The thumbs-up sign is one of the most instantly and universally recognized symbols of approval in modern Western culture. This ubiquitous gesture appears in everyday acknowledgments between friends and colleagues, in emojis across social media, and in numerous TV shows and movies, with famous fictional proponents including “The Fonz,” Borat, and Arnold Schwarzenegger’s T-800 in Terminator 2: Judgment Day.

Despite this popularity, a fair amount of confusion and misinformation surrounds the origin of the thumbs-up sign. Most notably, many people believe the gesture has its origins in ancient Roman gladiator fights, where spectators supposedly used a thumbs-up to spare defeated fighters and a thumbs-down to condemn them to death. This narrative has been reinforced by popular culture — particularly the 2000 Academy Award-winning movie Gladiator. The historical reality, however, is not nearly as clear cut as Hollywood would have us believe. 
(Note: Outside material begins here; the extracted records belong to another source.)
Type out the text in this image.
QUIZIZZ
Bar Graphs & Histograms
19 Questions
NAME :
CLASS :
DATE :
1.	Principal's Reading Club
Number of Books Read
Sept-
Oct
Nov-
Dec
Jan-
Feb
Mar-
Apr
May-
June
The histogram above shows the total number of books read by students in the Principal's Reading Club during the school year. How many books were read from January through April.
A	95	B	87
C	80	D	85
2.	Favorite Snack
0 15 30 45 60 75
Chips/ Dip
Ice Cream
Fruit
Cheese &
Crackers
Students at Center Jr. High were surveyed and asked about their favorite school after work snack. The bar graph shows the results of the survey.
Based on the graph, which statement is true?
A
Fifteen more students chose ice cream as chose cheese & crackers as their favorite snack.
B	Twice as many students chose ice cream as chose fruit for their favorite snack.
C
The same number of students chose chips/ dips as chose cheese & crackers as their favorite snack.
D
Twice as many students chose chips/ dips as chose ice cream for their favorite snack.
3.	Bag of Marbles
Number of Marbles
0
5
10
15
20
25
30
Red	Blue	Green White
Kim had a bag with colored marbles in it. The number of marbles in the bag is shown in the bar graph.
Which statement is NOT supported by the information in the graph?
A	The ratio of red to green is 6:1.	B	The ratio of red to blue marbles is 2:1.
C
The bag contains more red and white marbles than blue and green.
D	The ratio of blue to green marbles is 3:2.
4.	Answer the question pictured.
Credit: Bettmann via Getty Images 

The Problem With Pollice Verso

It’s true that there’s a link between thumb gestures and gladiator fights in ancient Rome, but we don’t know exactly how the gesture was used. At the heart of the historical debate is the Latin phrase pollice verso, meaning “with a turned thumb.” This phrase appears in ancient Roman literature, including in connection with gladiatorial contests, but its exact meaning remains unclear to historians. We don’t know whether pollice verso referred to a thumb being turned up, turned down, held horizontally, or concealed inside the hand to indicate positive or negative opinions — or, in the arena, to signal whether a gladiator was spared or killed. 
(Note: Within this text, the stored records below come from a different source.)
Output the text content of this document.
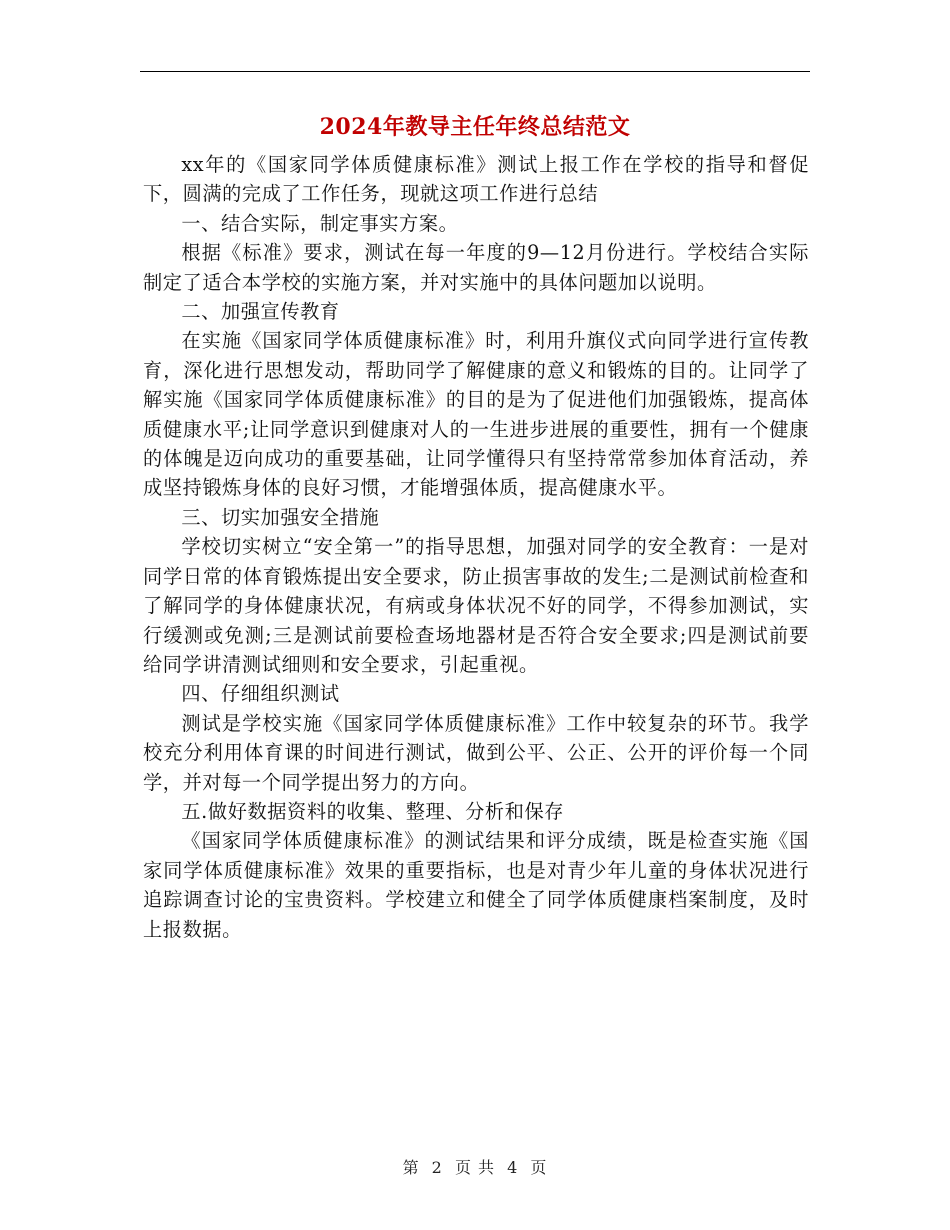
2024年教导主任年终总结范文

xx年的《国家同学体质健康标准》测试上报工作在学校的指导和督促下，圆满的完成了工作任务，现就这项工作进行总结

一、结合实际，制定事实方案。

根据《标准》要求，测试在每一年度的9—12月份进行。学校结合实际制定了适合本学校的实施方案，并对实施中的具体问题加以说明。

二、加强宣传教育

在实施《国家同学体质健康标准》时，利用升旗仪式向同学进行宣传教育，深化进行思想发动，帮助同学了解健康的意义和锻炼的目的。让同学了解实施《国家同学体质健康标准》的目的是为了促进他们加强锻炼，提高体质健康水平;让同学意识到健康对人的一生进步进展的重要性，拥有一个健康的体魄是迈向成功的重要基础，让同学懂得只有坚持常常参加体育活动，养成坚持锻炼身体的良好习惯，才能增强体质，提高健康水平。

三、切实加强安全措施

学校切实树立“安全第一”的指导思想，加强对同学的安全教育：一是对同学日常的体育锻炼提出安全要求，防止损害事故的发生;二是测试前检查和了解同学的身体健康状况，有病或身体状况不好的同学，不得参加测试，实行缓测或免测;三是测试前要检查场地器材是否符合安全要求;四是测试前要给同学讲清测试细则和安全要求，引起重视。

四、仔细组织测试

测试是学校实施《国家同学体质健康标准》工作中较复杂的环节。我学校充分利用体育课的时间进行测试，做到公平、公正、公开的评价每一个同学，并对每一个同学提出努力的方向。

五.做好数据资料的收集、整理、分析和保存

《国家同学体质健康标准》的测试结果和评分成绩，既是检查实施《国家同学体质健康标准》效果的重要指标，也是对青少年儿童的身体状况进行追踪调查讨论的宝贵资料。学校建立和健全了同学体质健康档案制度，及时上报数据。

第 2 页 共 4 页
The ambiguity of ancient sources has allowed later interpreters to project their own meaning onto the gesture. The most significant example of this in the modern era is Jean-Léon Gérôme’s 1872 painting “Pollice Verso.” The painting brilliantly captures the power and drama of a gladiatorial contest, with one gladiator standing above his fallen opponent, who, lying stricken on the ground, raises two fingers to plead for mercy. In the stands of the Colosseum, Roman spectators, including an animated group of vestal virgins, signal death for the defeated gladiator with a thumbs-down gesture. The painting greatly popularized the idea that a thumbs-up signaled life, and a thumbs-down signaled death for a defeated gladiator.

It didn’t take long, however, for scholars to highlight the painting’s lack of a solid historical foundation in its portrayal of the gladiatorial contest. In 1879, a 26-page pamphlet titled Pollice Verso: To the Lovers of Truth in Classic Art, This Is Most Respectfully Addressed presented evidence against the historical accuracy of the thumb gestures in Gérôme’s painting.